Why did India play two spinners on a seaming, wet Lord's pitch?
There has been chatter about Kohli being unlucky, having lost all five tosses. But would he have made the right decisions even if the coin had fallen in his favour? At Lord's, having been asked to bat, Kohli said he would have done the same. Really? In conditions meant for seam and swing bowling? India were bowled out for 107 runs in 35.2 overs, with pacers sharing all ten wickets.
India picked two spinners in that game, with Kuldeep Yadav joining R Aswhin. Kuldeep had been the X-factor in the limited-overs leg of the tour. He had confounded the likes of Joe Root and Jonny Bairstow, but England's batsmen soon began reading him better, and playing him confidently. India still thought Kuldeep, with his unorthodox left-arm spin, could pose a threat in the Tests. As it turned out, both he and Ashwin went wicketless.
Bowling with the Dukes for the first time, Kuldeep found it hard to grip the ball in wet conditions and could not get turn. His pace was too slow on a seaming pitch, and England did not face any issue countering him. He was meant to be a threat, but ended up looking silly, thanks to the think-tank's folly.
And then why did India not play two spinners in Southampton?
History, and this season's county scores clearly indicated that spin would play a key role at the Ageas Bowl, with mercury for the final few days of the Test forecast to peak over 20 C. In fact, Kohli himself predicted spin would play a key role and pointed at how Moeen had hurt India in 2014. Still, he chose Hardik Pandya over Ravindra Jadeja.
In the first innings, Pandya was the most expensive bowler, leaking runs at over six an over, when the rest of the attack, including Ashwin, had gone for under three. In the second innings, on a fast and wearing pitch, Kohli did not have much confidence in Pandya's ability to hold one end up and used him for only nine overs. With the bat, too, Pandya failed to show any discipline and was easily sucked into England's plans.
Worse was in store for India as Ashwin lost his mojo, failing on the vital third afternoon to hit the rough, which Moeen showed he could do blindfolded. India once again faltered in reading the pitch and the conditions. Had they done better and picked Jadeja, who could have reduced the burden on Ashwin and, importantly, could have made better use of the cracking pitch. On the final morning, he was seen lurking around the ever-widening foot-holes, imagining how he could have hurt England.
Was Ashwin fit for the fourth Test?
Ashwin's form had no doubt hurt India, but was he 100% fit to play in Southampton? He had hurt his hip/groin towards the end of the third Test in Nottingham. Six days later, on the eve of the next one, Kohli said Ashwin was fit. After the Test, Shastri also said he had been fit. Yet, Ashwin was clearly having trouble putting his whole body into his bowling action. At the start of the tour, he could lift his front leg nice and high and power through his delivery stride. At the Ageas Bowl, it barely came up from the ground.
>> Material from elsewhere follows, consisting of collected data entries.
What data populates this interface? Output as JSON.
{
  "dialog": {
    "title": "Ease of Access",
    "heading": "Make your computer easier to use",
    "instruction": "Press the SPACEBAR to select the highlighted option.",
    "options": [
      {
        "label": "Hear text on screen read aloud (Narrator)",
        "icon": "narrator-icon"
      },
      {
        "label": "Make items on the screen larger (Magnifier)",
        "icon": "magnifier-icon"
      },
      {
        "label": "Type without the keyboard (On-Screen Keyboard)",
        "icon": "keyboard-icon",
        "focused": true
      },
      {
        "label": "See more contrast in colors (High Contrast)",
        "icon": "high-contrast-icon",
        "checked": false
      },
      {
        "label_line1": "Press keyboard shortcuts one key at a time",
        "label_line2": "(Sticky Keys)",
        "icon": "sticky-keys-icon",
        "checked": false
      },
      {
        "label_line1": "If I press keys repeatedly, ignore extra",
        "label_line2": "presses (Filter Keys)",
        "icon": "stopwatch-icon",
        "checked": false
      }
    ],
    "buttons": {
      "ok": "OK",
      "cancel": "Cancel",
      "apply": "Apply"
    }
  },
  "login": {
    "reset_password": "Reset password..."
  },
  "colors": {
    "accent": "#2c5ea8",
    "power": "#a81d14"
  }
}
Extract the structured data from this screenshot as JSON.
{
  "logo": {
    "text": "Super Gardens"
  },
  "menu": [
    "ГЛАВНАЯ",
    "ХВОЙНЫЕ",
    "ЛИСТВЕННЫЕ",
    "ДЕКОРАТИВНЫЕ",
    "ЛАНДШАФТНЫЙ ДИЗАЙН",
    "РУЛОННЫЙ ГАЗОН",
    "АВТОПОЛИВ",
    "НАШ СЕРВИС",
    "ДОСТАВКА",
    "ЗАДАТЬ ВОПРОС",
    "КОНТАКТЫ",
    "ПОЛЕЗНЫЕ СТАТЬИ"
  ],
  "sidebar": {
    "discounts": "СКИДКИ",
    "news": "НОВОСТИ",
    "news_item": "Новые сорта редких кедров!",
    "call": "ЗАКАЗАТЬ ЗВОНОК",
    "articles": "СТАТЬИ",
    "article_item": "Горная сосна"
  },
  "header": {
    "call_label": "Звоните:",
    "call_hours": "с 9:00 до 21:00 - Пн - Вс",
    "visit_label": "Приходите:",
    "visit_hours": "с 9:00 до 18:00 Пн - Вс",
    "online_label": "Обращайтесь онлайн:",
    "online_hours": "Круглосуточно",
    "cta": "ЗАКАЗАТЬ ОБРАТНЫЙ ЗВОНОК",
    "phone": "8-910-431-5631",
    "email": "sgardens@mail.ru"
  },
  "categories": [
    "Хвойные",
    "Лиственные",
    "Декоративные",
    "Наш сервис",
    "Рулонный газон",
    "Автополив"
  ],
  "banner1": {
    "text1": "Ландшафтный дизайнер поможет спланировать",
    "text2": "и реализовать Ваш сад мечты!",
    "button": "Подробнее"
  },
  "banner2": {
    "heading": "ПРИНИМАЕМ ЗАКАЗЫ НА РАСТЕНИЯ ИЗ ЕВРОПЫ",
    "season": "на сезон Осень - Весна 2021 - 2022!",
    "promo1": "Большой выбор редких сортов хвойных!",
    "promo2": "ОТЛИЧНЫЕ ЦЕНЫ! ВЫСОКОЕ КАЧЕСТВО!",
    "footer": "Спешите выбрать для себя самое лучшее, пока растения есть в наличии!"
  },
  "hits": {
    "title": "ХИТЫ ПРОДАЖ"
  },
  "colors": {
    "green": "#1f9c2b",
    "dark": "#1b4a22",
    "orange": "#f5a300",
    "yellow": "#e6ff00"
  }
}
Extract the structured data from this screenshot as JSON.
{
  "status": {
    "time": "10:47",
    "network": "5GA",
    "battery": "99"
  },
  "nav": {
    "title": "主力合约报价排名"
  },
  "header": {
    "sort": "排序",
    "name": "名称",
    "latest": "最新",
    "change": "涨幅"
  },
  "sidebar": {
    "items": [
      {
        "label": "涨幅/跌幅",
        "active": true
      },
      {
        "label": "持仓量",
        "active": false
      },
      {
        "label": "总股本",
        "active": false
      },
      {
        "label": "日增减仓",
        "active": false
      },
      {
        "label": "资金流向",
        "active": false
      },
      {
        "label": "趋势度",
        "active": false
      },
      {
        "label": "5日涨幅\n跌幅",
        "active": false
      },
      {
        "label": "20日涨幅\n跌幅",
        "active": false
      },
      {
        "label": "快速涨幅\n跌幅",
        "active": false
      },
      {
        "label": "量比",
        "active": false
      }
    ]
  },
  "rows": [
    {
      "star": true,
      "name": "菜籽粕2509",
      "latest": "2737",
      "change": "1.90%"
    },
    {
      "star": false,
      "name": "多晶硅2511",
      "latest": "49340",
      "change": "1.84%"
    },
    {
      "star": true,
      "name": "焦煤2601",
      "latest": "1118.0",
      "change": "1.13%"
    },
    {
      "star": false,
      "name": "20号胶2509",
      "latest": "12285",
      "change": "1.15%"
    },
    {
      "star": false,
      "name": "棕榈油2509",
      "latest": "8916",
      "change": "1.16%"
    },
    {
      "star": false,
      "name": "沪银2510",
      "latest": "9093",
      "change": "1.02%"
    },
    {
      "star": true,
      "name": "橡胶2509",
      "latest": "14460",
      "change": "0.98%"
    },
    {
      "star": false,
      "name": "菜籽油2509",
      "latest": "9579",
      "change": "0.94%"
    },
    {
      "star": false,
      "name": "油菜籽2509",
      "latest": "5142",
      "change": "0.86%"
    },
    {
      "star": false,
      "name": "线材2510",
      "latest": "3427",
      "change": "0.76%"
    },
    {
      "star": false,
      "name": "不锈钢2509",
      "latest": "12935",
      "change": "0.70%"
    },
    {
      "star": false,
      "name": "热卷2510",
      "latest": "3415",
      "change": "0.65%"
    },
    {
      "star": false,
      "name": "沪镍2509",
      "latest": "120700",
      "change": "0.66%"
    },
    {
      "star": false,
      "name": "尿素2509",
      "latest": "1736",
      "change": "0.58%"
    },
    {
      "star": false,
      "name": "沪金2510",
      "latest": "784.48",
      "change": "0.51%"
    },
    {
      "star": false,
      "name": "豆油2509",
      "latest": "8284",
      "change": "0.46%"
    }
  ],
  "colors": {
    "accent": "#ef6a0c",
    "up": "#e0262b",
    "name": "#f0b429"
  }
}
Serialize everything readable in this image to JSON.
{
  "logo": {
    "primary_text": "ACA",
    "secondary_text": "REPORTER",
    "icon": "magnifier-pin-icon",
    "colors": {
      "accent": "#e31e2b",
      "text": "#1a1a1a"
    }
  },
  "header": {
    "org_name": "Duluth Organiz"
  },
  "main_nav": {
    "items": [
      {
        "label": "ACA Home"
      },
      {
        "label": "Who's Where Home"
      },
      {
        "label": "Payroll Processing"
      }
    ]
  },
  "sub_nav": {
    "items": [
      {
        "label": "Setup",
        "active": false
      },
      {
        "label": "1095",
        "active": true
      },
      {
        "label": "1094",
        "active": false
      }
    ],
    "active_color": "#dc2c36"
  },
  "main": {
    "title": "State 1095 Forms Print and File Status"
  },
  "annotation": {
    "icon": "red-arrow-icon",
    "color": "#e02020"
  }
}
Kohli desperately wanted Ashwin to turn up on the crucial third afternoon and exploit the rough. He would bowl an unchanged 22-over spell, taking one wicket, that of Ben Stokes, by which time the match was already in England's control. Without a second spinner, even a part-timer, Kohli did not have any other choice but to bowl Ashwin. He even delayed the new ball in his desperation because the pitch was clearly breaking down and was more suited to the spinners.
Ashwin did not bowl during the training sessions leading up to the final Test at The Oval, where he was eventually dropped. Kohli would reveal at the toss that Ashwin had aggravated his injury in Southampton. So whose fault was it? Ashwin's? Physio's? Team management's?